ANKARA, Turkey — Turkey's highest court dissolved the Islamic-oriented Welfare Party on Friday and banned six of its leaders from politics, accusing them of undermining the country's long tradition of secular rule during a stormy year in government.
The decision was a new triumph for the army-led secularist elite that forced Necmettin Erbakan, the Welfare Party leader, to resign as prime minister in June. Some of Turkey's Western allies criticized the ban on this predominantly Muslim country's largest party as a blow to its shaky democracy.
Erbakan, 71, and five other Welfare members of parliament were stripped of their seats and barred from political activity for five years. The party's assets were seized.
The Constitutional Court cited Erbakan's speeches and acts of his government as reasons for its ruling.
As prime minister, Erbakan formed closer ties with Iran and Libya and allowed civil servants to work shorter hours during the Muslim holy month of Ramadan.
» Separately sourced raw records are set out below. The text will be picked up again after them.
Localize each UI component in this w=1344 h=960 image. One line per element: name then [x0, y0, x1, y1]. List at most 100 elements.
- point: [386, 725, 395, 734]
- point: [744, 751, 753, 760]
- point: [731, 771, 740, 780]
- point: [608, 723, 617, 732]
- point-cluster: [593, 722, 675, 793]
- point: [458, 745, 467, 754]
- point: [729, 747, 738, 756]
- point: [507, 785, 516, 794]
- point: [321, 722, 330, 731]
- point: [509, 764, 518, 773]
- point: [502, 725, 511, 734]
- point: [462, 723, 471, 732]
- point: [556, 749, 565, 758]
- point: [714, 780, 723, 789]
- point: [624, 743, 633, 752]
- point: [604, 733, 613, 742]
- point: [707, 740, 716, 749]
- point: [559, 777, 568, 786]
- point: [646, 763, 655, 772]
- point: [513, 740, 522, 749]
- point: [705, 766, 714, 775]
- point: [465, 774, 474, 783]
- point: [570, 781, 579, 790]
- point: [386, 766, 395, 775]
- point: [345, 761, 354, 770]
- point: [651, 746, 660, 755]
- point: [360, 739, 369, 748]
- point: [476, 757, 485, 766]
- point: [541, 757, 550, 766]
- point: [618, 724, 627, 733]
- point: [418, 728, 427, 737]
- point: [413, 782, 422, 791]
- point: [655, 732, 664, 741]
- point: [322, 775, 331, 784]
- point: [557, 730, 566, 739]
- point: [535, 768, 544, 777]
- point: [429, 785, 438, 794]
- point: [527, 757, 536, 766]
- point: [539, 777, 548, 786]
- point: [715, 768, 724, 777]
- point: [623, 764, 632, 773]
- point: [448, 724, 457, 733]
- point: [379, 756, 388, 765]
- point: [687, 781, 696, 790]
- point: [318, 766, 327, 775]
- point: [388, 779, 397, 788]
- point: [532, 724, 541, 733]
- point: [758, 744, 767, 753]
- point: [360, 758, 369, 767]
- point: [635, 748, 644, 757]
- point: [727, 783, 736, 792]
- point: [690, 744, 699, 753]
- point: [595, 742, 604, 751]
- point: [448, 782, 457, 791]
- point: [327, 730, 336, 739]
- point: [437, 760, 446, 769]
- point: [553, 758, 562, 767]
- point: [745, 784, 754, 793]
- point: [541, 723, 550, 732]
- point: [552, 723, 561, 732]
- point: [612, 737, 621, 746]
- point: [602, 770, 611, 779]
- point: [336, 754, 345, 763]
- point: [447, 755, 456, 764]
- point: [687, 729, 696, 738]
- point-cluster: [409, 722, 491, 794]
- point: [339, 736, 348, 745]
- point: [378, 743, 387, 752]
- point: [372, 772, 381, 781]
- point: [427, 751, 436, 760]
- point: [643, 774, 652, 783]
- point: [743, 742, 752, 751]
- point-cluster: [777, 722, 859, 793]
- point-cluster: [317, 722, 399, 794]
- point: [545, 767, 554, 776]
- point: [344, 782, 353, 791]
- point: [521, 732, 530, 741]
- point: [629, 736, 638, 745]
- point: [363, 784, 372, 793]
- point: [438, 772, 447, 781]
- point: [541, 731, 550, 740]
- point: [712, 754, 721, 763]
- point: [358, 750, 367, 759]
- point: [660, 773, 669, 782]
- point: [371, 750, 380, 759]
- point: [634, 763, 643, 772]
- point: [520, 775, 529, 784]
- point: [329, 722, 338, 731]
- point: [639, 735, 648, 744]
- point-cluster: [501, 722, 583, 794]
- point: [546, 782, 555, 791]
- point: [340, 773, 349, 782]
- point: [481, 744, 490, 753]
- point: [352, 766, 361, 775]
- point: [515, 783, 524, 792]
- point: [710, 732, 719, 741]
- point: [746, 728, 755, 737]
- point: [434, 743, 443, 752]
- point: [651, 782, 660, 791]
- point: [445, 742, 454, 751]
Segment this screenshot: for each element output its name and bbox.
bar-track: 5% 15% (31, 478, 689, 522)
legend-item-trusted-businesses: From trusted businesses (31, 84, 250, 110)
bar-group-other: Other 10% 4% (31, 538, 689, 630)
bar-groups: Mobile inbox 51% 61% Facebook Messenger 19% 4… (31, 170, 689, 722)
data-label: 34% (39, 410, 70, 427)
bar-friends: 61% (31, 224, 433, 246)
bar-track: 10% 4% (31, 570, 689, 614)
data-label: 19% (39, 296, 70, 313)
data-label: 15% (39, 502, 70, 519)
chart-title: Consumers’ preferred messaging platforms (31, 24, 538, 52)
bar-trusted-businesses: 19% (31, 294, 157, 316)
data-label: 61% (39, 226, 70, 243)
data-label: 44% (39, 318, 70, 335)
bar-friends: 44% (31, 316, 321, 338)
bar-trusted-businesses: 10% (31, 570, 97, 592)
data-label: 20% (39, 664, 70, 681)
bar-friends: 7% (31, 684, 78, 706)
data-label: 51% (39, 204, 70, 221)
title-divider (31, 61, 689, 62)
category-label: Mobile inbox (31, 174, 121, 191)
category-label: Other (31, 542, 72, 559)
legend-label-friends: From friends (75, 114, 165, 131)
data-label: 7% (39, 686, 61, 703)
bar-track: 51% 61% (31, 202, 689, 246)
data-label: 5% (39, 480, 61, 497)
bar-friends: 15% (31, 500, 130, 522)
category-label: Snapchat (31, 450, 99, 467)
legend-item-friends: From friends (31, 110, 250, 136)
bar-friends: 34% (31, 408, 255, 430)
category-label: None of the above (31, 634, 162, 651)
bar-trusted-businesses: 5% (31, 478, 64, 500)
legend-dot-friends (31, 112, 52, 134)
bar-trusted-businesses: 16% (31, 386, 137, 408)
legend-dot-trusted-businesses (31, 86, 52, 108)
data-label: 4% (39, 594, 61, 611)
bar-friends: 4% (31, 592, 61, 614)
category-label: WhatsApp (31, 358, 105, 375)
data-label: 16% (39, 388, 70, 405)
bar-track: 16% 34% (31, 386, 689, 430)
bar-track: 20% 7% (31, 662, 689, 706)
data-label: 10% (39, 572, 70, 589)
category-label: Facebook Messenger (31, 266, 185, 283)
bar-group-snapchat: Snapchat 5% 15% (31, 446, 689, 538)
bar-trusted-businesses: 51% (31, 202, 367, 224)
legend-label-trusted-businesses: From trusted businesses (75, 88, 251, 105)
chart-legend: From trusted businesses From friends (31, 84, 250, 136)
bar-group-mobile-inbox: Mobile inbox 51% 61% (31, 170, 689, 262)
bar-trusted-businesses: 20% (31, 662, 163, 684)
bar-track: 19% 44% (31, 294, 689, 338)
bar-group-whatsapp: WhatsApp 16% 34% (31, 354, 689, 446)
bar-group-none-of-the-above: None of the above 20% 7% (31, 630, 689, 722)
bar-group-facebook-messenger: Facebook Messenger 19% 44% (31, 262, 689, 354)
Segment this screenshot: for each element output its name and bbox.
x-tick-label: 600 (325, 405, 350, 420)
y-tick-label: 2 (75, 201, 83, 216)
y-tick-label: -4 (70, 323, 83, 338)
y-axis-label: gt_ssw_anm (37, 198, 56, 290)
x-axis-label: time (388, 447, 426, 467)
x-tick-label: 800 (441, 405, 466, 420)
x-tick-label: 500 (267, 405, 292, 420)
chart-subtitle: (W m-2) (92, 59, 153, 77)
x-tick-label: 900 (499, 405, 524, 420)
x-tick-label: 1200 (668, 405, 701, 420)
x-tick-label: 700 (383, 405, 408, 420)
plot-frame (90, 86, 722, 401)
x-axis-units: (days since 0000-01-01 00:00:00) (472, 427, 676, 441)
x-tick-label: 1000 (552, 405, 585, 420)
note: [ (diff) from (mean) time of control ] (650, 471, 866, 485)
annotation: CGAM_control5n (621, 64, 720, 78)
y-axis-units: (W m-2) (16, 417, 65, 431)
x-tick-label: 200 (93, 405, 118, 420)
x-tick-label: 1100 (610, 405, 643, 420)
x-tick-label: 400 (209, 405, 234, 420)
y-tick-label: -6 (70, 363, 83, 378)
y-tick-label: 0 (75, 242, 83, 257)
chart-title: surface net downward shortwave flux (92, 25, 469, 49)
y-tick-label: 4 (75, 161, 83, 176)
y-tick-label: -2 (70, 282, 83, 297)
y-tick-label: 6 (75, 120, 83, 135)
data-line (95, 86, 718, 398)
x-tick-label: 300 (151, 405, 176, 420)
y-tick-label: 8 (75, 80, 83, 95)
He once boasted that Welfare's Islamic-guided principles would prevail in Turkey, whether the transition was "sweet or bloody."
"It is unthinkable to have a democracy without political parties," Chief Justice Ahmet Necdet Sezer wrote for the majority in the 9-2 ruling. "But it doesn't mean that no limits should be put on them."
Erbakan, appearing unruffled at a news conference, called the ban "a grave judicial mistake" and vowed to file a complaint against Turkey with the European Court of Human Rights in Strasbourg, France.
The party, which regrouped after being outlawed by the army in 1971 and 1980, is being reorganized again under a new name, Virtue, and "will grow even stronger," Erbakan said.
Turkey is a North Atlantic Treaty Organization member and key American ally in the region, with its unique role straddling the Balkans, the Middle East and the Caucasus. But the Turks, who were received warmly in Washington last month, in the last few weeks have been rebuffed by the Europeans and the Islamic world.
European Union nations, which last month cited Turkey's poor human rights record in shelving its membership application, were quick to condemn the ban. "We are concerned at the implications for democratic pluralism and freedom of expression and will be discussing this urgently with our European partners," said British Foreign Secretary Robin Cook.